葭始生。葦が芽を吹き始める頃だそうである。もっとも今春は、おつりが来そうなくらいの雨にすでに恵まれていそうだが。さて。今週の占いはすこぶるよかった。なんだかそれだけで、きっといいことがある、そう信じていたい気分の週がやってきた。でもとても落ち着き払ってはいるのだけれど。さてさて。あるひとが、正中線のことを話していた。それを聞いて合点がいった。とくに、パターの構え。日によって、全くまっすぐ立てない日があったのはこのせいだったのか、と。恐らく、武道でも形(かた)というのは、とても大事なのだろうと思うけど、上手いひとは、構えが違う。地に足がついているとうか、軸が見えるというか。ともかく、芯がある。横から圧されてもめったなことでは揺らぎそうにない。姿勢それ自体がすでに強い意志を伝えているようにも見えるほど。だから、構えというのは、きっととても大事なのだ。家でも。心でも。あと面も?
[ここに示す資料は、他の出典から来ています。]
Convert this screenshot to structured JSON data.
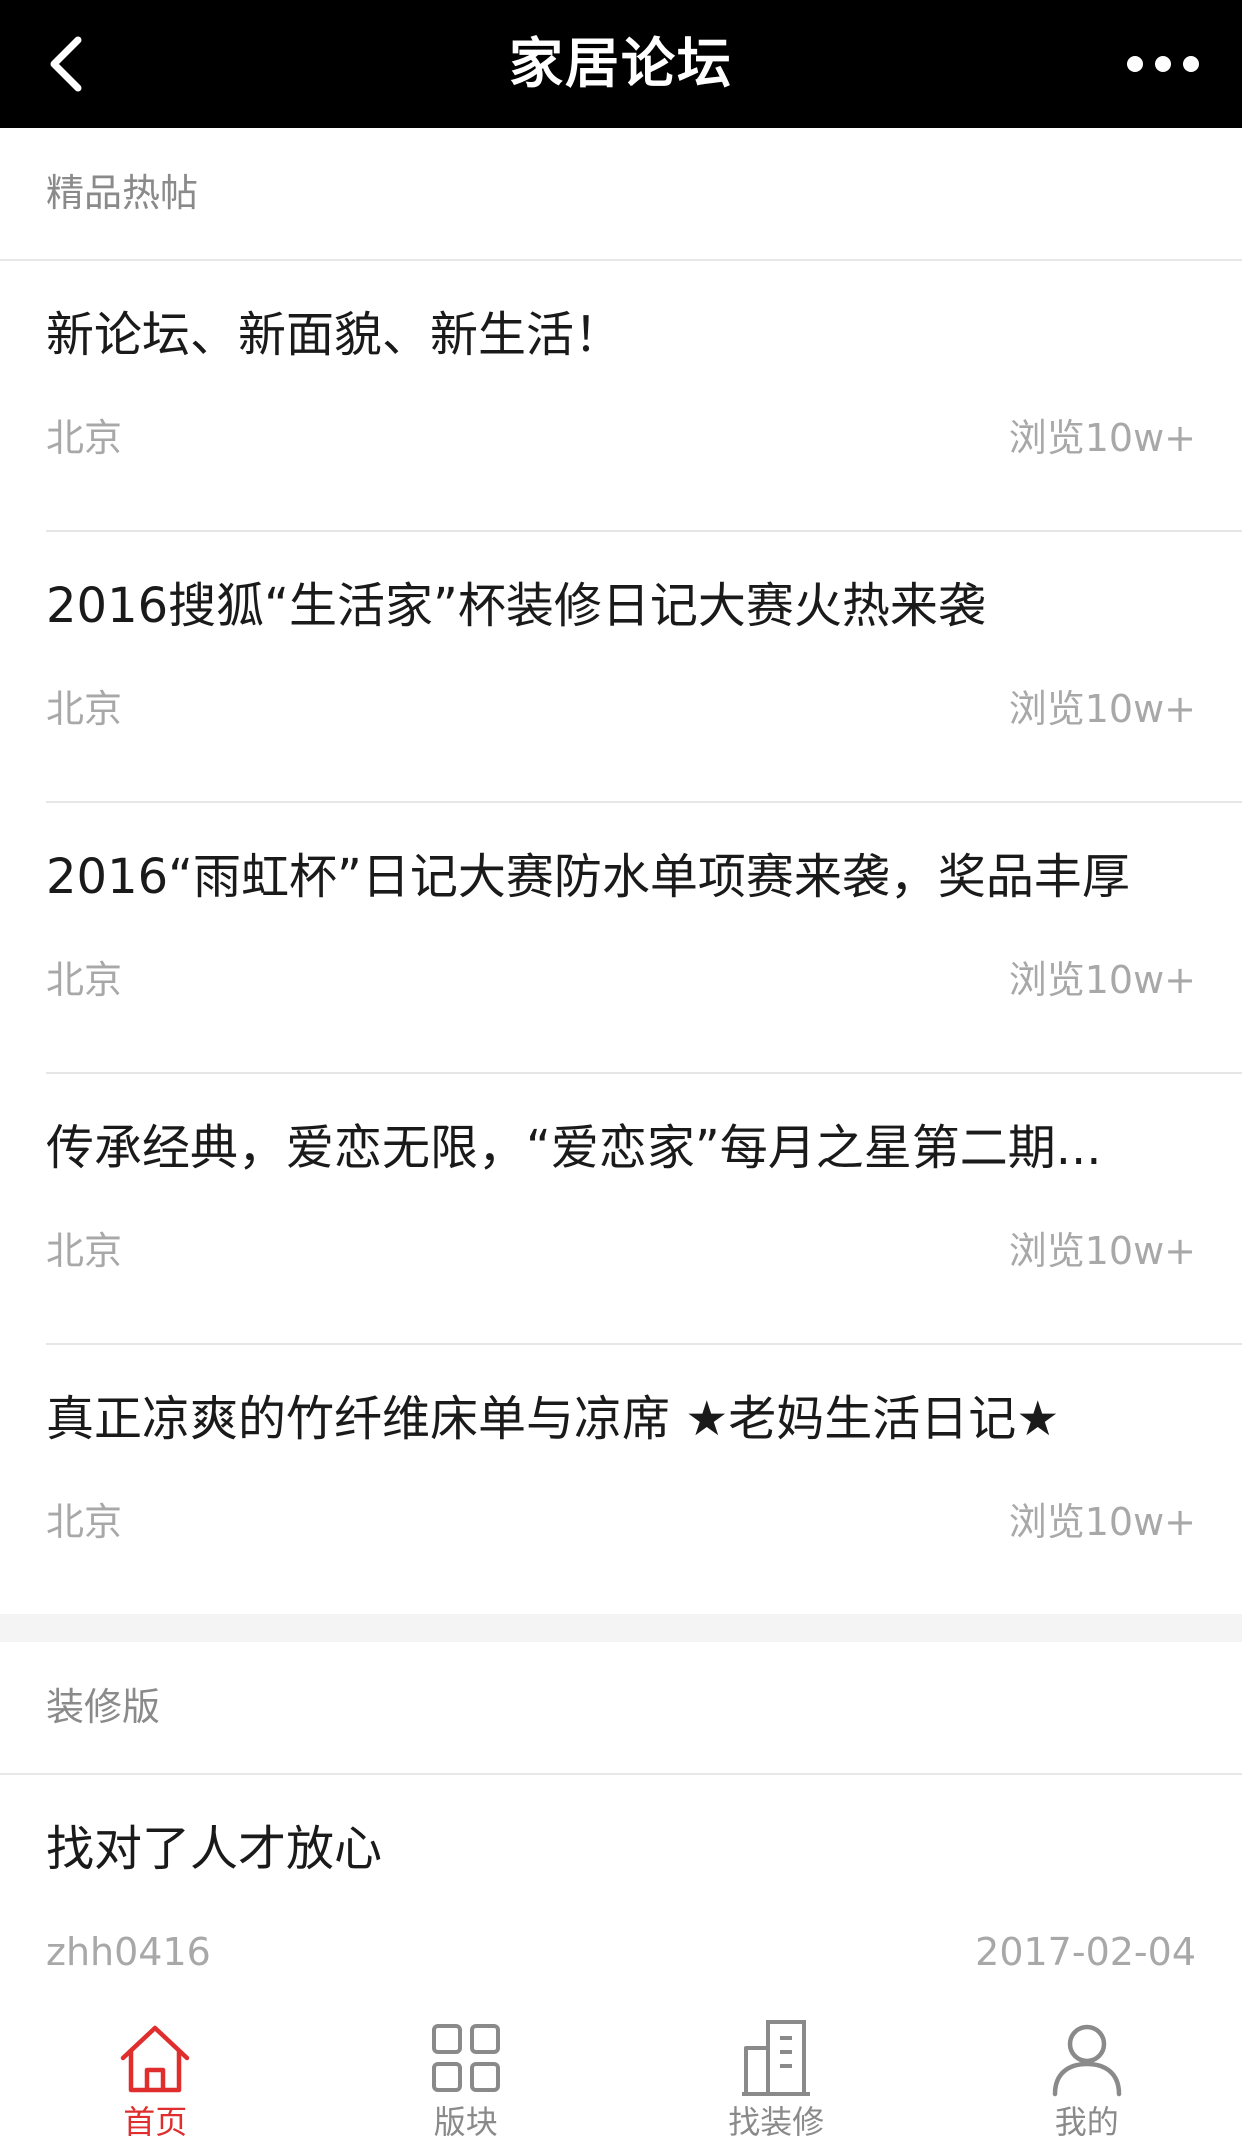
{
  "header": {
    "title": "家居论坛"
  },
  "sections": [
    {
      "title": "精品热帖",
      "posts": [
        {
          "title": "新论坛、新面貌、新生活！",
          "location": "北京",
          "views": "浏览10w+"
        },
        {
          "title": "2016搜狐“生活家”杯装修日记大赛火热来袭",
          "location": "北京",
          "views": "浏览10w+"
        },
        {
          "title": "2016“雨虹杯”日记大赛防水单项赛来袭，奖品丰厚",
          "location": "北京",
          "views": "浏览10w+"
        },
        {
          "title": "传承经典，爱恋无限，“爱恋家”每月之星第二期...",
          "location": "北京",
          "views": "浏览10w+"
        },
        {
          "title": "真正凉爽的竹纤维床单与凉席 ★老妈生活日记★",
          "location": "北京",
          "views": "浏览10w+"
        }
      ]
    },
    {
      "title": "装修版",
      "posts": [
        {
          "title": "找对了人才放心",
          "author": "zhh0416",
          "date": "2017-02-04"
        }
      ]
    }
  ],
  "tabbar": [
    {
      "label": "首页",
      "icon": "home-icon",
      "active": true
    },
    {
      "label": "版块",
      "icon": "grid-icon",
      "active": false
    },
    {
      "label": "找装修",
      "icon": "building-icon",
      "active": false
    },
    {
      "label": "我的",
      "icon": "user-icon",
      "active": false
    }
  ],
  "colors": {
    "accent": "#e02e2e",
    "nav_bg": "#000000",
    "muted": "#a8a8a8",
    "divider": "#e6e6e6"
  }
}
ある時、ついてくれたベテランのキャディさんが、とても気さくで、しばしお客さん談義で盛り上がったのだが。その方曰く、「『キャディさん長いの?』『どこから来てるの?』『ゴルフはするの?』ひどいでしょ~う?、まったく他に会話をする術がないのかしらねぇ~」。確かに。わたしも、そのころ、毎回いいかげんに違う答えを返していたものだったので深く、同感、同情したのだった。ゴルフというのは、球を打つだけが本筋ではなくって、マナーだとか、スタイルだとか、空間への配慮だとか、要は、男を磨き、女を磨くところだのに。何かを、変える努力をしないと、画期的に変われるはずもないのに。スコアに夢中もわかるけど、それだけがすべてですか?お金を稼いだだけのひとがほんとに偉いのですか?そんな風に毒舌を吐きたくなることが度々あったなぁ~なんて思いだしていた。思うに、コースで絶対やってはいけない3か条がもしあるなら。打ってから言い訳をすること。打ってから(大概打ち損じてから)素振りをすること。ホールアウトしたのにピンをもたないこと。無論、勝手な独論だけど。つまりは、カッコワルイ3条件、とも、いえるかもしれない。


「そもそも、お金っていったい何なのですかねぇ」「真相というものは、いつも意外なものですねぇ」「本音は往々にして醜いものです」「夫婦というのは、別々の楽器でひとつものを奏でるようなものかもしれませんねぇ」。さしずめ、大人版コナンくん、もしくは和製ホームズといったところの主人公が、折に触れてさりげなく漏らす台詞には、なかなか深く渋みのあるものが多く、とても気に入っている。ところで、趣味というのは、もともと娯楽という意ではなく、taste、つまり“味わう”という意味の語の和訳だそうである。だから、そこには、無論、苦味や酸味も入っているというわけ。だから、つらい部分、苦しい部分、そんなところを頑張るってところもひっくるめて味わう意志と覚悟がないと、ということなのだろうな、と理解した。もともと、遊びがたのしくおもしろいのはそういうのもあるからだって、ごく自然なことに思える。「人間を高めるのは、身分ではなく、心だ」。あの、モーツァルトの言葉だそうだ。[恐らく、しあわせという袋の中には苦労という辛苦も入っている。だから苦を厭うひとの心には、いつまでたっても本当のしあわせは訪れない。そのことに気づけた者だけに、しあわせはきっとそっとやってきてくれるのだろう。]って思ったけど違うかな。それはそうと、ほんものの“カッコよさ”って何でしょうねぇ。